Cela n'exclut pas, non plus, l'établissement de normes environnementales communes à l'échelle internationale, bien que chaque État puisse se doter de normes nationales qui respecteront les grands objectifs communs. Il importe, à cet égard, de respecter un principe selon lequel la protection de l'environnement constitue pour les États une responsabilité commune mais différenciée, dans la mesure où l'élaboration et l'application de ces normes par les pays moins développés respecte, à la fois, leur capacité et leurs limites d'intervenir et d'assumer les coûts afférents, et leurs responsabilités à l'endroit d'un problème environnemental.

En parallèle, il faut reconnaître qu'il existe, dans ces pays, un potentiel certain de compétence et de savoir-faire qui demeure souvent peu exploité en l'absence de structures de soutien appropriées.

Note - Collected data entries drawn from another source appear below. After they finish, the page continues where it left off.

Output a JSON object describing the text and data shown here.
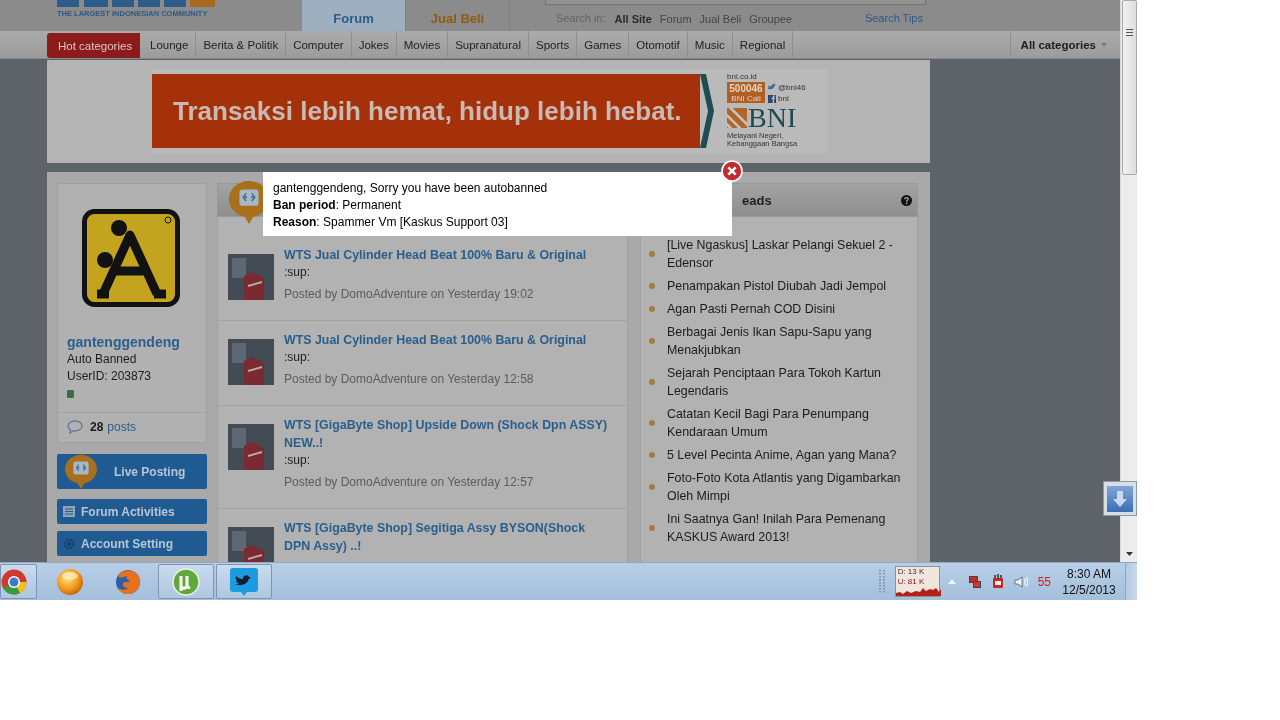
{
  "header": {
    "tagline": "THE LARGEST INDONESIAN COMMUNITY",
    "tabs": [
      {
        "label": "Forum",
        "selected": true
      },
      {
        "label": "Jual Beli",
        "selected": false
      }
    ],
    "search": {
      "label": "Search in:",
      "scopes": [
        {
          "label": "All Site",
          "selected": true
        },
        {
          "label": "Forum",
          "selected": false
        },
        {
          "label": "Jual Beli",
          "selected": false
        },
        {
          "label": "Groupee",
          "selected": false
        }
      ],
      "tips": "Search Tips"
    }
  },
  "nav": {
    "hot": "Hot categories",
    "items": [
      "Lounge",
      "Berita & Politik",
      "Computer",
      "Jokes",
      "Movies",
      "Supranatural",
      "Sports",
      "Games",
      "Otomotif",
      "Music",
      "Regional"
    ],
    "all": "All categories"
  },
  "ad": {
    "slogan": "Transaksi lebih hemat, hidup lebih hebat.",
    "site": "bni.co.id",
    "hotline": "500046",
    "hotline_label": "BNI Call",
    "twitter": "@bni46",
    "facebook": "bni",
    "brand": "BNI",
    "motto": "Melayani Negeri, Kebanggaan Bangsa"
  },
  "profile": {
    "username": "gantenggendeng",
    "status": "Auto Banned",
    "user_id": "UserID: 203873",
    "post_count": "28",
    "posts_label": "posts"
  },
  "menu": [
    {
      "kind": "live",
      "label": "Live Posting"
    },
    {
      "kind": "activities",
      "label": "Forum Activities"
    },
    {
      "kind": "settings",
      "label": "Account Setting"
    }
  ],
  "threads": [
    {
      "title": "WTS Jual Cylinder Head Beat 100% Baru & Original",
      "excerpt": ":sup:",
      "meta": "Posted by DomoAdventure on Yesterday 19:02"
    },
    {
      "title": "WTS Jual Cylinder Head Beat 100% Baru & Original",
      "excerpt": ":sup:",
      "meta": "Posted by DomoAdventure on Yesterday 12:58"
    },
    {
      "title": "WTS [GigaByte Shop] Upside Down (Shock Dpn ASSY) NEW..!",
      "excerpt": ":sup:",
      "meta": "Posted by DomoAdventure on Yesterday 12:57"
    },
    {
      "title": "WTS [GigaByte Shop] Segitiga Assy BYSON(Shock DPN Assy) ..!"
    }
  ],
  "hot_threads": {
    "title": "eads",
    "items": [
      "[Live Ngaskus] Laskar Pelangi Sekuel 2 - Edensor",
      "Penampakan Pistol Diubah Jadi Jempol",
      "Agan Pasti Pernah COD Disini",
      "Berbagai Jenis Ikan Sapu-Sapu yang Menakjubkan",
      "Sejarah Penciptaan Para Tokoh Kartun Legendaris",
      "Catatan Kecil Bagi Para Penumpang Kendaraan Umum",
      "5 Level Pecinta Anime, Agan yang Mana?",
      "Foto-Foto Kota Atlantis yang Digambarkan Oleh Mimpi",
      "Ini Saatnya Gan! Inilah Para Pemenang KASKUS Award 2013!"
    ]
  },
  "popup": {
    "lines": [
      "gantenggendeng, Sorry you have been autobanned",
      "**Ban period**: Permanent",
      "**Reason**: Spammer Vm [Kaskus Support 03]"
    ]
  },
  "taskbar": {
    "apps": [
      {
        "kind": "ring",
        "running": true
      },
      {
        "kind": "ball",
        "running": false
      },
      {
        "kind": "fox",
        "running": false
      },
      {
        "kind": "mu",
        "running": true
      },
      {
        "kind": "bird",
        "running": true
      }
    ],
    "net_down": "D: 13 K",
    "net_up": "U: 81 K",
    "tray_count": "55",
    "time": "8:30 AM",
    "date": "12/5/2013"
  }
}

Interviennent dès lors les besoins accrus d'entraide, de coopération et de transfert du savoir et de « technologies propres », éléments qui découlent directement de cette interdépendance des pays dans la mise en oeuvre d'un développement durable.

     3. Équité

La notion d'équité est au coeur de toute la question du développement durable. Cette notion repose à la base sur la reconnaissance du caractère mondial et commun de l'environnement planétaire et sur la nécessité d'en partager les ressources dans une perspective de pérennité. En matière de développement durable, la question de l'équité doit être transposée à trois niveaux. En effet, il faut viser à établir l'équité au sein des populations ou États, entre les populations ou États et entre les générations.

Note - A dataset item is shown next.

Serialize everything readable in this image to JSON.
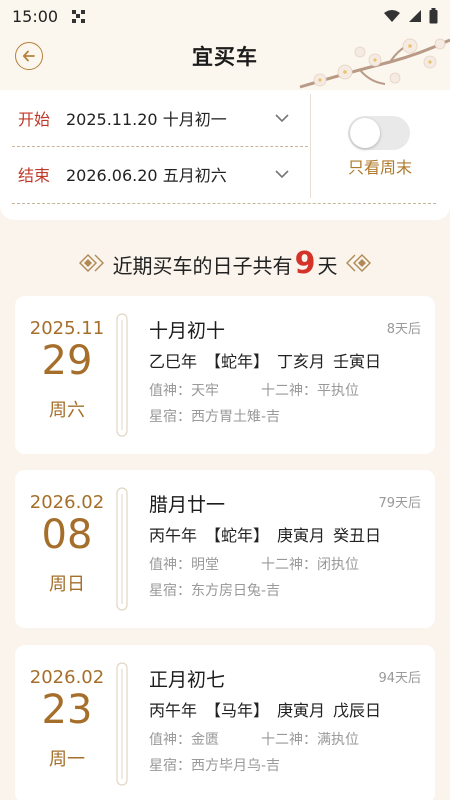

L'objectif d'équité à l'intérieur même d'une population ou d'un État est essentiellement de combler les besoins de tous et d'améliorer la qualité de vie par le biais d'une meilleure répartition de la richesse. Quoi qu'on en pense souvent, cet objectif ne concerne pas uniquement les pays les plus démunis, mais aussi les sociétés occidentales, où les disparités ont eu tendance à s'accroître au cours de la dernière décennie.

À un autre niveau, les effets néfastes du sous-développement et les disparités évidentes entre les pays développés et ceux qui le sont moins, montrent que le développement durable ne peut se réaliser sans une réduction des écarts entre les pays riches et les pays pauvres, donc sans une lutte acharnée à la pauvreté. C'est d'ailleurs en ce sens que le développement durable ne peut être abordé uniquement dans sa perspective environnementale, surtout dans les pays du Sud, où il doit être atteint par l'accélération du développement.

Enfin, l'un des plus grands défis du développement durable demeure sans doute cet objectif d'équité entre les générations. Dans les termes de la Stratégie pour l'Avenir de la Vie :

Chaque génération devrait avoir à coeur de laisser derrière soi un monde au moins aussi riche et productif que celui dont elle a hérité. Le développement d'une société ou d'une génération ne doit pas s'exercer au détriment de celui des autres sociétés ou générations(2).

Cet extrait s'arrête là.